Flip the inequality sign, if necessary.
No need to flip the inequality sign.
Simplify the inequality.
No need to simplify further.
Write the solution in set-builder notation or interval notation.
The solution is all values of x that are less than 7/5: {x | x < 7/5} or (-∞, 7/5).
Solving Inequalities with Absolute Values
Absolute value inequalities are those that involve absolute value expressions. To solve an absolute value inequality, follow these steps:
Isolate the absolute value expression on one side of the inequality.
If the absolute value expression is on one side of the inequality, leave it as is. If the absolute value expression is on both sides of the inequality, isolate it on one side by subtracting the same quantity from both sides of the inequality.
Break the inequality into two cases.
One case is when the expression inside the absolute value is positive, and the other case is when the expression inside the absolute value is negative.
Solve each case separately.
For the case where the expression inside the absolute value is positive, simplify the absolute value expression by removing the absolute value bars. For the case where the expression inside the absolute value is negative, simplify the absolute value expression by multiplying by -1 and then removing the absolute value bars.

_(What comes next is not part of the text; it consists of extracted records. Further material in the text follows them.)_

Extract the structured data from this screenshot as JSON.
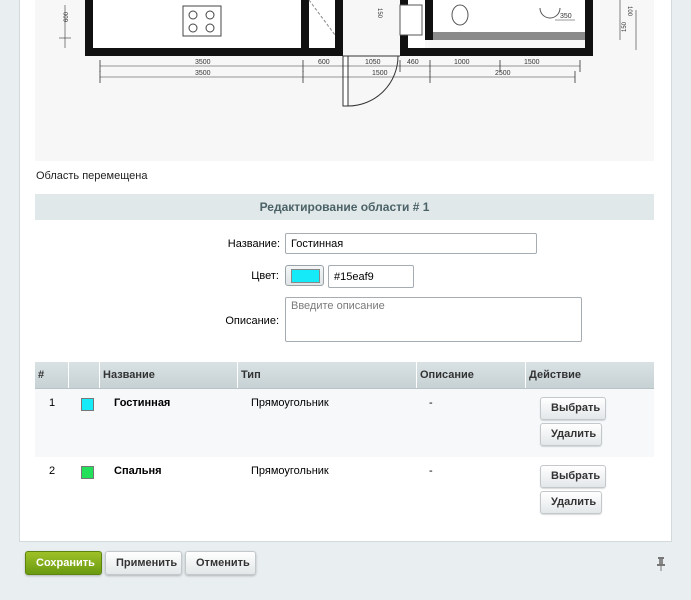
{
  "floor_plan": {
    "dims_small": [
      "600",
      "1050",
      "460",
      "1000",
      "1500",
      "350",
      "100",
      "150",
      "150"
    ],
    "dims_large": [
      "3500",
      "3500",
      "1500",
      "2500"
    ]
  },
  "status_message": "Область перемещена",
  "edit": {
    "header": "Редактирование области # 1",
    "name_label": "Название:",
    "name_value": "Гостинная",
    "color_label": "Цвет:",
    "color_value": "#15eaf9",
    "description_label": "Описание:",
    "description_placeholder": "Введите описание"
  },
  "table": {
    "headers": [
      "#",
      "",
      "Название",
      "Тип",
      "Описание",
      "Действие"
    ],
    "rows": [
      {
        "num": "1",
        "color": "#15eaf9",
        "name": "Гостинная",
        "type": "Прямоугольник",
        "description": "-",
        "select": "Выбрать",
        "delete": "Удалить"
      },
      {
        "num": "2",
        "color": "#22e05a",
        "name": "Спальня",
        "type": "Прямоугольник",
        "description": "-",
        "select": "Выбрать",
        "delete": "Удалить"
      }
    ]
  },
  "footer": {
    "save": "Сохранить",
    "apply": "Применить",
    "cancel": "Отменить"
  },
  "colors": {
    "save_button": "#7aab18",
    "header_bg": "#e0e8ea"
  },
  "icons": {
    "pin": "pin-icon"
  }
}
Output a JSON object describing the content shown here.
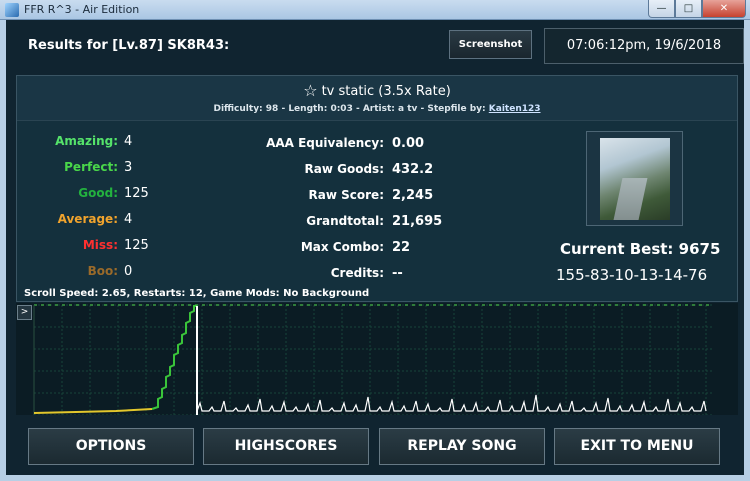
{
  "window": {
    "title": "FFR R^3 - Air Edition",
    "min_icon": "minimize-icon",
    "max_icon": "maximize-icon",
    "close_icon": "close-icon"
  },
  "header": {
    "results_title": "Results for [Lv.87] SK8R43:",
    "screenshot_label": "Screenshot",
    "timestamp": "07:06:12pm, 19/6/2018"
  },
  "song": {
    "star_icon": "star-outline-icon",
    "title": "tv static (3.5x Rate)",
    "meta_prefix": "Difficulty: 98 - Length: 0:03 - Artist: a tv - Stepfile by:",
    "stepfile_author": "Kaiten123"
  },
  "judgements": [
    {
      "label": "Amazing:",
      "value": "4",
      "color": "#55e36a"
    },
    {
      "label": "Perfect:",
      "value": "3",
      "color": "#4ad74a"
    },
    {
      "label": "Good:",
      "value": "125",
      "color": "#23b23f"
    },
    {
      "label": "Average:",
      "value": "4",
      "color": "#f0a32d"
    },
    {
      "label": "Miss:",
      "value": "125",
      "color": "#ff3030"
    },
    {
      "label": "Boo:",
      "value": "0",
      "color": "#9a6a2a"
    }
  ],
  "stats": [
    {
      "label": "AAA Equivalency:",
      "value": "0.00"
    },
    {
      "label": "Raw Goods:",
      "value": "432.2"
    },
    {
      "label": "Raw Score:",
      "value": "2,245"
    },
    {
      "label": "Grandtotal:",
      "value": "21,695"
    },
    {
      "label": "Max Combo:",
      "value": "22"
    },
    {
      "label": "Credits:",
      "value": "--"
    }
  ],
  "current_best": "Current Best: 9675",
  "replay_code": "155-83-10-13-14-76",
  "mods_line": "Scroll Speed: 2.65, Restarts: 12, Game Mods: No Background",
  "graph": {
    "expand_label": ">"
  },
  "buttons": {
    "options": "OPTIONS",
    "highscores": "HIGHSCORES",
    "replay": "REPLAY SONG",
    "exit": "EXIT TO MENU"
  }
}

Write the solution in set-builder notation or interval notation.
The solution to an inequality is the set of all values that make the inequality true. You can write the solution in set-builder notation or interval notation.

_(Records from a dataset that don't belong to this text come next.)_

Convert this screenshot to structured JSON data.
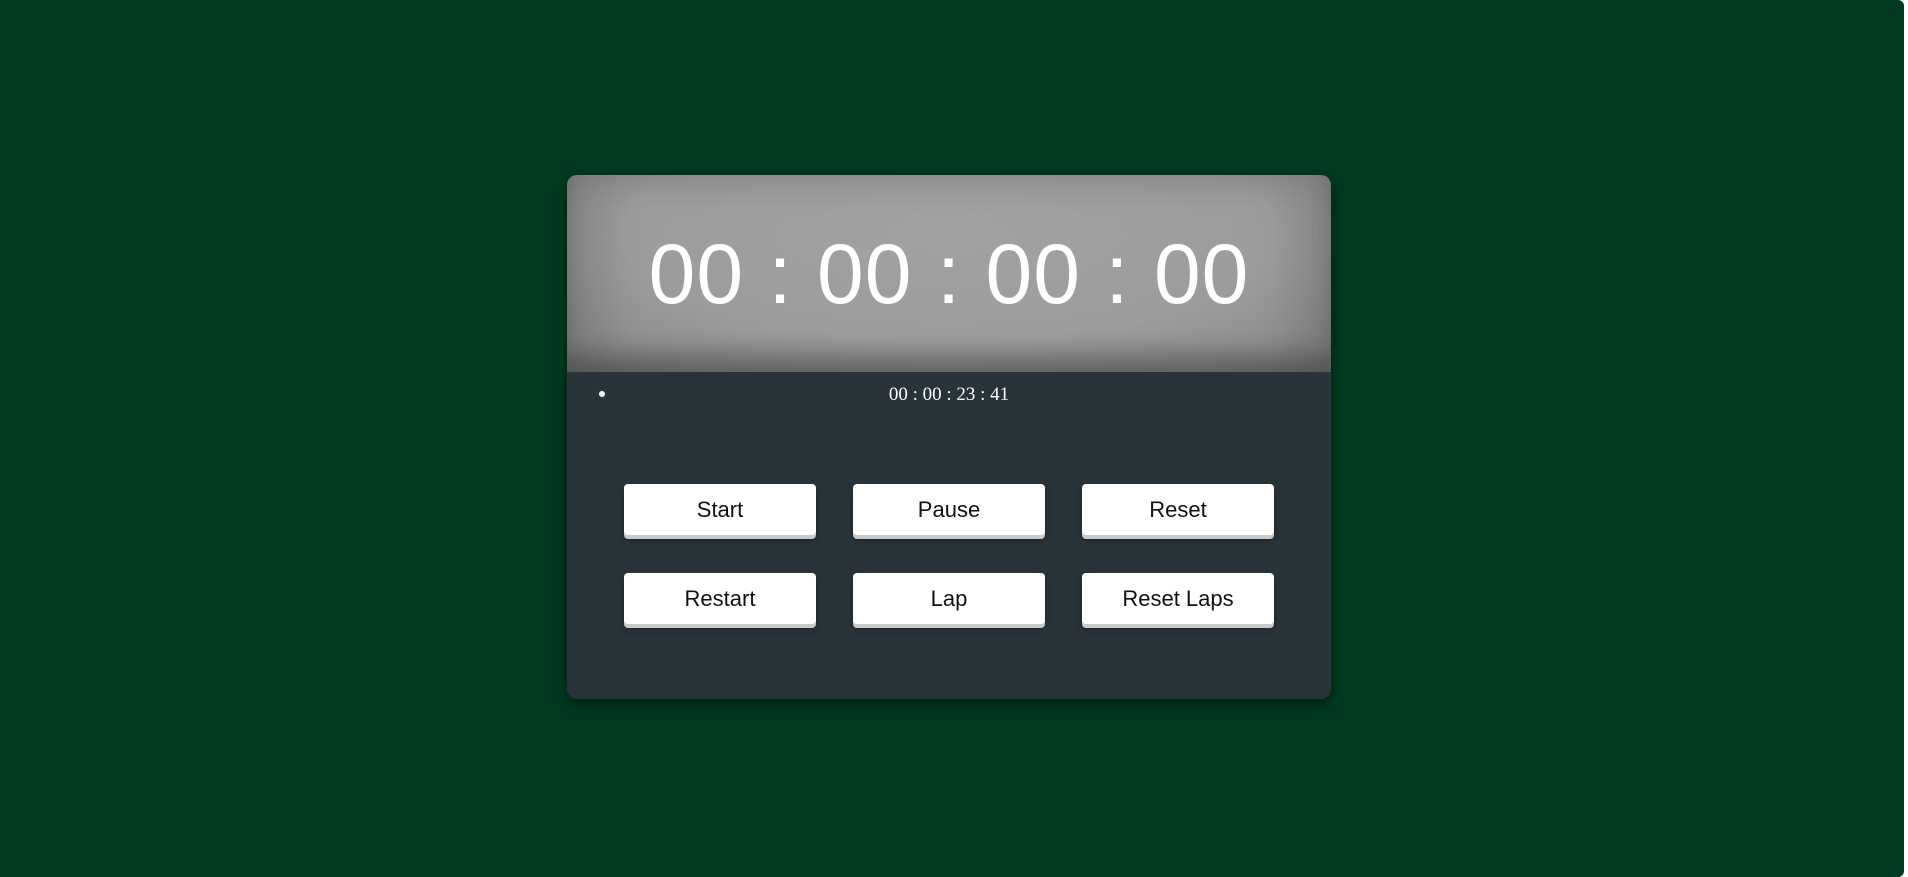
{
  "display": {
    "time": "00 : 00 : 00 : 00"
  },
  "laps": [
    {
      "time": "00 : 00 : 23 : 41"
    }
  ],
  "buttons": {
    "start": "Start",
    "pause": "Pause",
    "reset": "Reset",
    "restart": "Restart",
    "lap": "Lap",
    "reset_laps": "Reset Laps"
  },
  "colors": {
    "page_background": "#003a20",
    "card_background": "#29343a",
    "display_background": "#9c9c9c",
    "button_background": "#ffffff",
    "text_light": "#ffffff",
    "text_dark": "#111111"
  }
}
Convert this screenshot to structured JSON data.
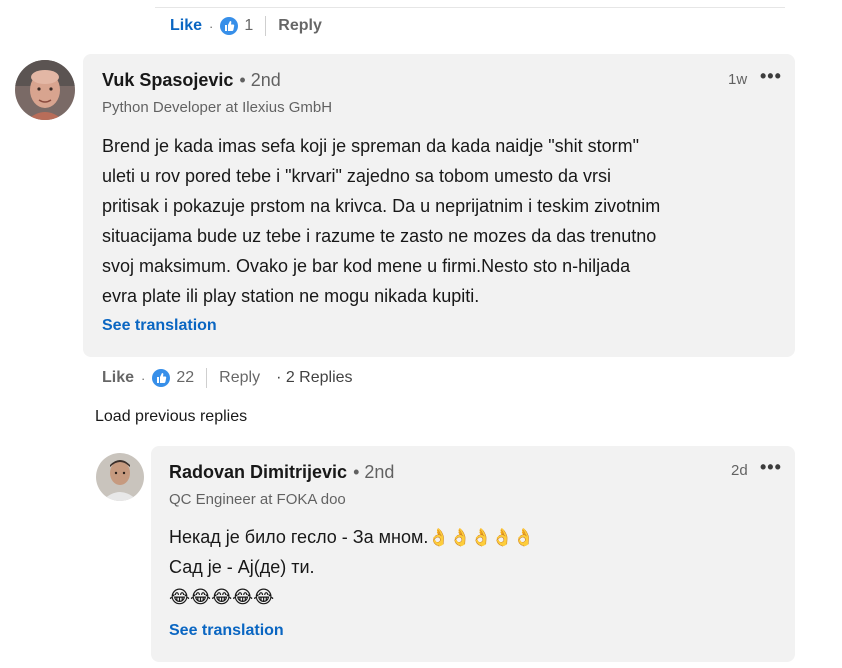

Here is an example of solving an absolute value inequality:
Solve for x: |2x – 5| ≤ 3
Isolate the absolute value expression on one side of the inequality.

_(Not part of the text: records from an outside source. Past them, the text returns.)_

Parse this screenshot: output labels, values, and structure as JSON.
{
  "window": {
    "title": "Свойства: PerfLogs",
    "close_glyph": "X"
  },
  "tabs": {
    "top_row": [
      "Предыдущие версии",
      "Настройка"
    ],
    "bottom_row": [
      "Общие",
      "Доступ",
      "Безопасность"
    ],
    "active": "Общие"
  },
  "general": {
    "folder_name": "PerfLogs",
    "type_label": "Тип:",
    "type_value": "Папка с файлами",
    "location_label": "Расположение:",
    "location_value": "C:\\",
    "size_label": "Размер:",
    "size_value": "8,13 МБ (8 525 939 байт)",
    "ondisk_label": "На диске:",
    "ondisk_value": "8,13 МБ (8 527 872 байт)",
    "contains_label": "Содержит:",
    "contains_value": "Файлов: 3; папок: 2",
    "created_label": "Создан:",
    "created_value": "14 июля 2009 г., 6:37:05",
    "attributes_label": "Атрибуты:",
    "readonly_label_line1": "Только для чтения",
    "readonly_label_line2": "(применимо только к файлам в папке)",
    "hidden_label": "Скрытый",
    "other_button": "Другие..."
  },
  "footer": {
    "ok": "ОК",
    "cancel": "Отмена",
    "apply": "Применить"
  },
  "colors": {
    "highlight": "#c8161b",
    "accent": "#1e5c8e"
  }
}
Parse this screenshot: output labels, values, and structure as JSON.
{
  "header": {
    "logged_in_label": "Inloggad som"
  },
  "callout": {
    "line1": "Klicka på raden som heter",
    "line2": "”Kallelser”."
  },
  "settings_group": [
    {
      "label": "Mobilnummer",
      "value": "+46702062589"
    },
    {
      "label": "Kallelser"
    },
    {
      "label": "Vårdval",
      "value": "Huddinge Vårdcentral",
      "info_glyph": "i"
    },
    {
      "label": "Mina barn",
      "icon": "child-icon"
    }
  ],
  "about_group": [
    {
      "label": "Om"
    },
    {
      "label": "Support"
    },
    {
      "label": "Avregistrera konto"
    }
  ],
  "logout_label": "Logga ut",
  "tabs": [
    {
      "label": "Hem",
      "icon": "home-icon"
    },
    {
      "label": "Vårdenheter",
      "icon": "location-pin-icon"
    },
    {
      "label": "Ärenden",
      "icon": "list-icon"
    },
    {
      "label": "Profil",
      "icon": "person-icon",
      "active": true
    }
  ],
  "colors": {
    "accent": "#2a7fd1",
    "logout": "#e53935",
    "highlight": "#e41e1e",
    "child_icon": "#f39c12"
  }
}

2x – 5 ≤ 3 and 2x – 5 ≥ -3.
Break the inequality into two cases.
Case 1: 2x – 5 ≤ 3
Case 2: 2x – 5 ≥ -3
Solve each case separately.
Case 1: 2x – 5 ≤ 3
Add 5 to both sides: 2x ≤ 8
Divide both sides by 2: x ≤ 4
Case 2: 2x – 5 ≥ -3
Add 5 to both sides: 2x ≥ 2
Divide both sides by 2: x ≥ 1
Write the solution in set-builder notation or interval notation.
The solution is all values of x that are between 1 and 4, inclusive: {x | 1 ≤ x ≤ 4} or [1, 4].
Graphical Representation of Inequalities and their Solutions
Inequalities can also be represented graphically on a number line or in the coordinate plane. The solutions to an inequality are the values that make the inequality true, and these values are represented by shaded regions on the graph.
To graph an inequality on a number line:
Identify the variable in the inequality.
Determine the direction of the inequality.
If the inequality is “greater than” or “greater than or equal to,” shade to the right of the point. If the inequality is “less than” or “less than or equal to,” shade to the left of the point.
Mark the point that represents the value of the variable in the inequality.
Draw a shaded region to represent the set of all values that satisfy the inequality.
Here is an example of graphing an inequality on a number line:
Graph the inequality x > 2.
Identify the variable in the inequality.
The variable is x.
Determine the direction of the inequality.
The inequality is “greater than,” so shade to the right of the point.
Mark the point that represents the value of the variable in the inequality.
Mark the point 2 on the number line.
Draw a shaded region to represent the set of all values that satisfy the inequality.
Shade to the right of the point 2 on the number line.
To graph an inequality in the coordinate plane:
Rewrite the inequality in slope-intercept form.
Graph the line that represents the equation of the inequality.
Determine which side of the line represents the set of all points that satisfy the inequality.
If the inequality is “greater than” or “greater than or equal to,” shade above the line. If the inequality is “less than” or “less than or equal to,” shade below the line.
The shaded region represents the set of all points that satisfy the inequality.
Here is an example of graphing an inequality in the coordinate plane:
Graph the inequality y < 2x + 3.
Rewrite the inequality in slope-intercept form.
y < 2x + 3 becomes y - 2x < 3.
Graph the line that represents the equation of the inequality.
Graph the line y = 2x + 3.
Determine which side of the line represents the set of all points that satisfy the inequality.
The inequality is “less than,” so shade below the line.
The shaded region represents the set of all points that satisfy the inequality.